Но если бы нам кто помог поверить в солженицынского Бога; говоря откровенно, я просто его в нем не чувствую, не ощущаю искренности его веры. Да и как в политика и мыслителя в Солженицына я верю мало, хотя он и обрел уже замашки политического деятеля знакомого типа – с ненасытным стремлением отсекать, отмежевываться и «приводить к присяге». Сомневаюсь в том, что через него даруется нам Истина, и не хочу в его рай – боюсь, что попаду в идеально благоустроенный лагерь. В христианство его я не верю, потому что нельзя быть христианином с такой мизантропической наклонностью ума и таким самообожанием. А его ненавистью ко всему, что есть нынешняя Россия, я сыт по горло.

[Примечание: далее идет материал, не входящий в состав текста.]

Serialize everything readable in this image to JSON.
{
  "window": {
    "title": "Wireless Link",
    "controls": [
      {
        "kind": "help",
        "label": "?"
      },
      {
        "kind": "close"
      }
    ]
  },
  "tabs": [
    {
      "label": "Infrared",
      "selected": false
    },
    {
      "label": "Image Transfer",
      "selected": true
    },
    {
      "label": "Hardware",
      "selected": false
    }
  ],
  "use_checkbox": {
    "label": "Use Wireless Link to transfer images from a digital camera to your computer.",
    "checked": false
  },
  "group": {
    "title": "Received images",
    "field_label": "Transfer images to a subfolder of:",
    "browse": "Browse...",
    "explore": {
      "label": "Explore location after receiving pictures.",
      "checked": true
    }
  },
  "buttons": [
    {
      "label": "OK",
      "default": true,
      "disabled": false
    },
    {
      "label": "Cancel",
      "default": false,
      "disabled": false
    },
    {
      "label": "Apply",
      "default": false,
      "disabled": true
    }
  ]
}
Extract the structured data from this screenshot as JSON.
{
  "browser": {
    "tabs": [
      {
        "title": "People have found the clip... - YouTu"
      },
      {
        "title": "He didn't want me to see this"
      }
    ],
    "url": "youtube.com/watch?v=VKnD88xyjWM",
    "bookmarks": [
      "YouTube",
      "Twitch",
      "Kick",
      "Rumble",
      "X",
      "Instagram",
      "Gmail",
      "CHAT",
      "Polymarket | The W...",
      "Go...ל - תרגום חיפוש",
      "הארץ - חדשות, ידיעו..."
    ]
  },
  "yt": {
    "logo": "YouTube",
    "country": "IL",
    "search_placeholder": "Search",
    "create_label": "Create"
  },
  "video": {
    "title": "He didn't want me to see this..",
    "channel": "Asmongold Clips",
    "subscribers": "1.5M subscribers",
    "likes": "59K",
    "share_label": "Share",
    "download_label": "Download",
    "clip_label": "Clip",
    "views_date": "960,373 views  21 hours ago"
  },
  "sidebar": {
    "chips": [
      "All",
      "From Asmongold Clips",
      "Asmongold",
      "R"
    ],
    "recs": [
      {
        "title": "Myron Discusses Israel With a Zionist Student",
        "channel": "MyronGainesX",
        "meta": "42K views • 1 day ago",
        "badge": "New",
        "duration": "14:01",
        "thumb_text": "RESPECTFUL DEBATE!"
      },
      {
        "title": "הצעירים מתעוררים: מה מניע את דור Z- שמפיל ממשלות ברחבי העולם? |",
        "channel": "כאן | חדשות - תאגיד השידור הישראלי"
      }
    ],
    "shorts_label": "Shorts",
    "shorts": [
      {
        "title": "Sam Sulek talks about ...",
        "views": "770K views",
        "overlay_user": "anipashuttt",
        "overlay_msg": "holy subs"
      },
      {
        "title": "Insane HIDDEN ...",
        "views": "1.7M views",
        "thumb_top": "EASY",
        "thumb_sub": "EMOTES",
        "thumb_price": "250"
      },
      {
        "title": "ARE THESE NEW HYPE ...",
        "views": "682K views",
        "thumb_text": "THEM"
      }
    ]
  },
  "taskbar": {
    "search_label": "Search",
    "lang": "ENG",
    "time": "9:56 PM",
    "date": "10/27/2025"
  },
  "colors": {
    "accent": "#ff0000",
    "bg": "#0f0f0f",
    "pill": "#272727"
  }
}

Позвольте, возразят мне, и ненавидеть сладко. Это правда. Проповеди добродетели скоро прискучивают. Ставшие дешевой монетой и скатившиеся с уст дюжинного прохвоста слова об Истине, Добре и Справедливости выглядят оскорбительной пошлостью, особенно там, где все в неладице и разрухе. И в благородном обличье небанальности выступает гений зла. Его слова разрушительной правды дышат неожиданным обаянием, впитываются жадно. Нужно время, чтобы его речами пресытились, чтобы на них тоже выступила зелеными пятнами окись пошлости, и людям вернулось сознание несомненности начальной веры в добро. В этих стихийных колыханиях образованной толпы от одного к другому полюсу верований – повторяющаяся история общественных тяготений и разочарований.
К несчастью, если не брать в расчет огромной и притягательной силы разрушения, позитивные идеи Солженицына отрывочны, случайны, насказаны чисто вмиг, по настроению. Жадно ловя неверный, мерцающий свет популярности, он говорит, говорит со все большей злобой к своей стране и людям, оставшимся в ней без него. Ошибка Рузвельта – дипломатические отношения США с Россией… Другая ошибка – поддержка СССР в войне против Гитлера… И сейчас – никакой торговли, никакой продажи зерна, никакой разрядки, пусть с риском войны…[32]
Он думает, что воюет с «режимом», с «идеологией». Но не воюет ли он уже с многомиллионным народом, населяющим эту страну? «Pereat mundus et fiat justitia!»[33]. Bce должно рассыпаться в прах, если не согласно с Солженицыным, его идеями, его критикой – и никого и ничего не жаль. Пусть не будет хлеба, пусть голод и война – никакой пощады «идеологии». Такая слепая приверженность своей идее, вплоть до самых бесчеловечных из нее выводов, исповедуется у нас разве что самыми закоснелыми аппаратными догматиками. (Не напоминает ли это «случай» другого «нобелиата» – Ж.-П. Сартра, упорно марширующего в синей маоцзедуновской блузе и уже приучившего мир пропускать мимо ушей его слова.)
Автор «Теленка» все беды нашей жизни списывает на «идеологию», не отдавая себе отчета, что и ныне, как во все времена, идеология – во многом производное от реальной жизни людей, которая должна нас все же не меньше интересовать. Впрочем, тут я уже, кажется, впадаю в бессомненный марксизм, а Солженицын боится его, как черта, и в каждом злом и нелепом поступке обнаруживает его происк и власть.